The sequence of events that occur during an inflammatory response can vary, depending on the type or cause of injury (i.e., bacteria, trauma), the site of the injury, and the state of the body.
The ability to resist infection and disease is compromised by long-term deficiency in essential nutrients. One of those is iodine, which has many non-endocrine biologic effects, including the role it plays in the physiology of the inflammatory response. Iodides increase the movement of white blood cells called granulocytes into areas of inflammation and improve the destruction of bacteria. Because iodine is so useful in combating inflammation, it is fair to say that the immune system will deplete all available reserves, including those essential to thyroid function.

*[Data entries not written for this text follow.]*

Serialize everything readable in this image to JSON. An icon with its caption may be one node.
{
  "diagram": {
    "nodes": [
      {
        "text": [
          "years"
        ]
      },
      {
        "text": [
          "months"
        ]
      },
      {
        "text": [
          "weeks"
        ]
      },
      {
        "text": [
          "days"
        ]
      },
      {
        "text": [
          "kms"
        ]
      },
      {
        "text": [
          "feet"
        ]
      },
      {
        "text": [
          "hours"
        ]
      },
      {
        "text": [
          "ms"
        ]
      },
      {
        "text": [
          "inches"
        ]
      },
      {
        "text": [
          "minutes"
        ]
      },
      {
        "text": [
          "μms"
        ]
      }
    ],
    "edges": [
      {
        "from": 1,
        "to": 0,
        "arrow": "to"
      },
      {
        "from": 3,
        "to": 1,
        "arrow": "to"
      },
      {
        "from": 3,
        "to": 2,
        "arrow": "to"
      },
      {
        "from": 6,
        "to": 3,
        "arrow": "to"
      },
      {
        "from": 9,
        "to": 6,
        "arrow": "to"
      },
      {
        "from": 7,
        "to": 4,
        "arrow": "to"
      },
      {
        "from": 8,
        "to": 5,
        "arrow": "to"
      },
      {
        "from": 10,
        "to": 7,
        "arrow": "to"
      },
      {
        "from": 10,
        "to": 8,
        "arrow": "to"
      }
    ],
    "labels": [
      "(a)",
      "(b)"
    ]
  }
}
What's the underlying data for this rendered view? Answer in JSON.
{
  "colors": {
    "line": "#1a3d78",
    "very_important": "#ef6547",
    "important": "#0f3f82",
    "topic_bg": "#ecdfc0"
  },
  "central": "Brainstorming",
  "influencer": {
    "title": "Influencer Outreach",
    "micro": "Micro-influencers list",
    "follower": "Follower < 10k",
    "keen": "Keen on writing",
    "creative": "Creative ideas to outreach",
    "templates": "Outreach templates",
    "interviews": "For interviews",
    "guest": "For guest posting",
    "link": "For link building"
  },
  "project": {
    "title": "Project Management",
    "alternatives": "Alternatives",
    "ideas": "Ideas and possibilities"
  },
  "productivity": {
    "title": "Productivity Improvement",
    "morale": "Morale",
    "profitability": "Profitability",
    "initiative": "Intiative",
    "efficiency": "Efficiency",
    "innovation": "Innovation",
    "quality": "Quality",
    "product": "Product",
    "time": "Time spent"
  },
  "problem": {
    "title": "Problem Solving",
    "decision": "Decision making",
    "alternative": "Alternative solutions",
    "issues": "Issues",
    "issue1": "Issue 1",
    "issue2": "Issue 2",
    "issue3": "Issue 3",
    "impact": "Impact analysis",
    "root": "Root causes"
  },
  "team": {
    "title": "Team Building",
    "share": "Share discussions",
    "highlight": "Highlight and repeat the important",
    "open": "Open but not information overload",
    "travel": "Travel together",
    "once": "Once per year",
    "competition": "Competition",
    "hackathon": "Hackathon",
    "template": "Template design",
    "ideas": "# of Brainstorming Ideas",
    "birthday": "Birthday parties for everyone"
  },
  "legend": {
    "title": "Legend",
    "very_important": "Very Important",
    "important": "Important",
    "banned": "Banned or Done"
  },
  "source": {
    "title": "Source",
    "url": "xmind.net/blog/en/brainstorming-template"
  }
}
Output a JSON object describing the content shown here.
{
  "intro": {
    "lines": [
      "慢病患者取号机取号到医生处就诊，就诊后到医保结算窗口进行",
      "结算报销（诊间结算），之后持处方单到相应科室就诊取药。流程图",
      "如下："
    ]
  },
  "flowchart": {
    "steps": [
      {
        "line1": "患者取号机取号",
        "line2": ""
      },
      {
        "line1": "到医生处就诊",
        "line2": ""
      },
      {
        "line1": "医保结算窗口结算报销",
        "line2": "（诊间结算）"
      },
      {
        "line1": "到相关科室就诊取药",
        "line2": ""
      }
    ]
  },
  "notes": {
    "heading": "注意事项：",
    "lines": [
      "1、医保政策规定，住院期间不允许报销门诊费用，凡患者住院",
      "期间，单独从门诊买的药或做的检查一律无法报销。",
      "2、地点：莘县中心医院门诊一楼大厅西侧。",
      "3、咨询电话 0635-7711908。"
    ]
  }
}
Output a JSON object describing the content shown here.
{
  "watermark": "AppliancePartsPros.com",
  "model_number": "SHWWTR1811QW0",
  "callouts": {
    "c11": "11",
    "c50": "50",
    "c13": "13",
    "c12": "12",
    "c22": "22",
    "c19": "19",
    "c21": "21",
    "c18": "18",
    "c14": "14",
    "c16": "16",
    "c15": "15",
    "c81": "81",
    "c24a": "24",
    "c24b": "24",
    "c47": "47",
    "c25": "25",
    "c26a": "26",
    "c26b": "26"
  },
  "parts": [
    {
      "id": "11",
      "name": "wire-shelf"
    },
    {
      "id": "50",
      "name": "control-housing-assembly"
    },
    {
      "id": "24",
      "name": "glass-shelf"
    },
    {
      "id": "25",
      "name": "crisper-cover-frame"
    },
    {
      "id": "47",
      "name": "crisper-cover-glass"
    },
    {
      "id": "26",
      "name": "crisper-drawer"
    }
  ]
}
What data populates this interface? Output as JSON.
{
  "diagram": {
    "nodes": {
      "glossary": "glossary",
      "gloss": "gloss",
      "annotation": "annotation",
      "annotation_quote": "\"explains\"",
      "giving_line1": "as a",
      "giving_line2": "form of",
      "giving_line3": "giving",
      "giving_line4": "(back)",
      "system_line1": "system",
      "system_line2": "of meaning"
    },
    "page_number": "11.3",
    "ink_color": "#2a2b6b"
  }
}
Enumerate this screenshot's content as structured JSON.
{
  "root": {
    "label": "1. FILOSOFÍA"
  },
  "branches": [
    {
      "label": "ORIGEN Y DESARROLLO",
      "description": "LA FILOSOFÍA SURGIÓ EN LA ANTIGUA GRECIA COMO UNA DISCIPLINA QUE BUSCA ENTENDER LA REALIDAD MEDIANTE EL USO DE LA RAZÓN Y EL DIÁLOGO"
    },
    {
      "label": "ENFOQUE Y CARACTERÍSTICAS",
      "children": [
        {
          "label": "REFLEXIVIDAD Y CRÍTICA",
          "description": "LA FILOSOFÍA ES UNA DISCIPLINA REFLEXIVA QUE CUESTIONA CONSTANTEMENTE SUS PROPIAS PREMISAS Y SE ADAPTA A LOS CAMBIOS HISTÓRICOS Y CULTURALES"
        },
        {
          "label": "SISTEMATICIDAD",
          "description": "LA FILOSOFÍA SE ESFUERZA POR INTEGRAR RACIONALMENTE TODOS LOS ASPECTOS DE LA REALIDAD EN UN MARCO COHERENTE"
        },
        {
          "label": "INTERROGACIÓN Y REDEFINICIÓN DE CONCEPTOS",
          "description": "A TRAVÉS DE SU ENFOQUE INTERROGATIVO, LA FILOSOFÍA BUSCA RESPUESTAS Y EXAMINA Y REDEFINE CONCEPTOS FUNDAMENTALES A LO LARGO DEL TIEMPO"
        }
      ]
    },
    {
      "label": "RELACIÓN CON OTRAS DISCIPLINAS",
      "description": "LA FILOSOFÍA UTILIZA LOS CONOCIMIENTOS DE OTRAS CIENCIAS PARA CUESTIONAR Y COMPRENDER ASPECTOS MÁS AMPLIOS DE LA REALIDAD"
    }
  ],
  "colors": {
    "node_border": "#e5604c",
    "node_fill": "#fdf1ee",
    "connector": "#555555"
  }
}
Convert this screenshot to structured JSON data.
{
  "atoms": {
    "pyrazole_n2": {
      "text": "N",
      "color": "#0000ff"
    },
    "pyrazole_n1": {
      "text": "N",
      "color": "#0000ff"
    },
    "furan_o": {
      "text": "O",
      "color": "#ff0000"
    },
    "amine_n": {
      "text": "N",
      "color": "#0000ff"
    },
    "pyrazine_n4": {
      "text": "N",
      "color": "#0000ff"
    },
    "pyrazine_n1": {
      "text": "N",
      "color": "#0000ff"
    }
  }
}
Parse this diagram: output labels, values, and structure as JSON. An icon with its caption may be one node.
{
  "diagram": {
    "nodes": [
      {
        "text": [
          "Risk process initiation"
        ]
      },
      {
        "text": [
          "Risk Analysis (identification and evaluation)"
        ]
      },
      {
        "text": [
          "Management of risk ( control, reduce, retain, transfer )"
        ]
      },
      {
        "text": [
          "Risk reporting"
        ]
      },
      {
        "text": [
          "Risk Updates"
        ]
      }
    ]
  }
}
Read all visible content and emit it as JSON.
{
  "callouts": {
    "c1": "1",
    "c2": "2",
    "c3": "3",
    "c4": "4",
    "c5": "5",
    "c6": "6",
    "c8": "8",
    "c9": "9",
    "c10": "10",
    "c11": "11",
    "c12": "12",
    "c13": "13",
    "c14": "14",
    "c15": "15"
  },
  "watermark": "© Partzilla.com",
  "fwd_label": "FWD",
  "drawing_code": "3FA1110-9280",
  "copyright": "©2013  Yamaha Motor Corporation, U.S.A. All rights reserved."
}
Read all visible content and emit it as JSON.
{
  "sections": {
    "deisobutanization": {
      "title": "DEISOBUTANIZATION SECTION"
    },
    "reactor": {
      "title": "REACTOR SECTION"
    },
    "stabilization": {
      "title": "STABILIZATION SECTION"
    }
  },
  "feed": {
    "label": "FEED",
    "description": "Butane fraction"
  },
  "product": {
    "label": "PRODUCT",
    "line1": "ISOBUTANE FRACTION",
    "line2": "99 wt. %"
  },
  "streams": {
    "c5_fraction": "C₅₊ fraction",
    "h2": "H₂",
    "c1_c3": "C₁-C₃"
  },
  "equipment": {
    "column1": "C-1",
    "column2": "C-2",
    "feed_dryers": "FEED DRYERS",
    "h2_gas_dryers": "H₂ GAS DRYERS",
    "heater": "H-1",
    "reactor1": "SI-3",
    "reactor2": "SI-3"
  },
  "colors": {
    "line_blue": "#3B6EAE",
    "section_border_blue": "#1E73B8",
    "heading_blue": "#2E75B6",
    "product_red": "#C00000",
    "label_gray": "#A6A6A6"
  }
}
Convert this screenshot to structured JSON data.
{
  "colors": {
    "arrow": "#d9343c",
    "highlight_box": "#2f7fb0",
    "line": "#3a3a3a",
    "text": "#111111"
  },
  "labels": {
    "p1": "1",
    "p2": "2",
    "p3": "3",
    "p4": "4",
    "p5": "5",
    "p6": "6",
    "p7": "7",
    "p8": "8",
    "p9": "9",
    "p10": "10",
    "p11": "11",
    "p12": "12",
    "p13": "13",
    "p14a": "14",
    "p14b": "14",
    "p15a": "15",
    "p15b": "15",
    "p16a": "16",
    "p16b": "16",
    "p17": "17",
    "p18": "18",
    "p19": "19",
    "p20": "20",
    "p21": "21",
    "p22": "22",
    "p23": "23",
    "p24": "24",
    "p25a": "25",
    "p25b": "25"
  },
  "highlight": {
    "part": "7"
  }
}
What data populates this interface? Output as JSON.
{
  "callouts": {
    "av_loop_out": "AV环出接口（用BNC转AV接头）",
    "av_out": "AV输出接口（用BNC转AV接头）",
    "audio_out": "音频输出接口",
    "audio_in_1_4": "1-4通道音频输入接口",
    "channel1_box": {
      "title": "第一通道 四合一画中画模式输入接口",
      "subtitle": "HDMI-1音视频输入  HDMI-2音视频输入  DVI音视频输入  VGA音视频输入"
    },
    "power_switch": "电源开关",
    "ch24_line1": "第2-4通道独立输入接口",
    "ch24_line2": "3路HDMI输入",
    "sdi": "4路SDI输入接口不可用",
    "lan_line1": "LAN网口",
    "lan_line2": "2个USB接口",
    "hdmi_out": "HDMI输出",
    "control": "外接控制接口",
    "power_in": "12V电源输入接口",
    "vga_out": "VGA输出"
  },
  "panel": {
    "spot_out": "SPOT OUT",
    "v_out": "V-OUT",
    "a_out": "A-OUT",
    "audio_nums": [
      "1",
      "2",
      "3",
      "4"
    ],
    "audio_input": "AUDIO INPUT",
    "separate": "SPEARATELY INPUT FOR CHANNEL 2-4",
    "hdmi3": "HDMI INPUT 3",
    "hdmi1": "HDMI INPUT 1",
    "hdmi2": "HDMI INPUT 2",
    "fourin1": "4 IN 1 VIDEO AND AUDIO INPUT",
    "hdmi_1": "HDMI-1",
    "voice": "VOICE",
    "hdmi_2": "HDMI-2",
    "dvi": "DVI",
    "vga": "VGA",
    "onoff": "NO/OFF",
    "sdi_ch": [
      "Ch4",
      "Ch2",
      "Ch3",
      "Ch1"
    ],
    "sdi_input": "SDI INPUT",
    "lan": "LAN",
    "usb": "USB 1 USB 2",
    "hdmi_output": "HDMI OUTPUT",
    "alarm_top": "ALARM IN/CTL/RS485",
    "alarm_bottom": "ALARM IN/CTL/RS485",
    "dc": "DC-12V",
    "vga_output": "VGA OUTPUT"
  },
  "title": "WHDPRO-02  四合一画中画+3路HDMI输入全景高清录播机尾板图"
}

Iodine is required for thyroxin production and is concentrated in the thyroid gland. Worldwide research shows that iodine deficiency is a major cause of breast, ovarian, uterine, and prostate cysts and cancers. Iodine levels in US soils have fallen by more than 50% over the past 50 years. Several long-term studies have observed clinical findings such as reversal of fibrocystic disease, decreased insulin requirements in diabetics, significantly less need for medication for hypothyroidism, resolution of migraine headaches and fibromyalgia pain. Does this mean that we all should rush out and begin taking iodine?
One of the problems of our current thinking about nutrition and disease is that we often still try to “medicate our way” out of the condition. Just as the solution to migraines is not “more aspirin”, the solution to thyroiditis is not “more iodine.” First, there are good quality sources of iodine that are easily assimilated and absorbed, and then there are cheap bulk supplies. Foremost, however, is the reality that no amount of iodine (or other nutrient) is going to offset a chronic inflammatory response without also treating the root cause of that immune attack.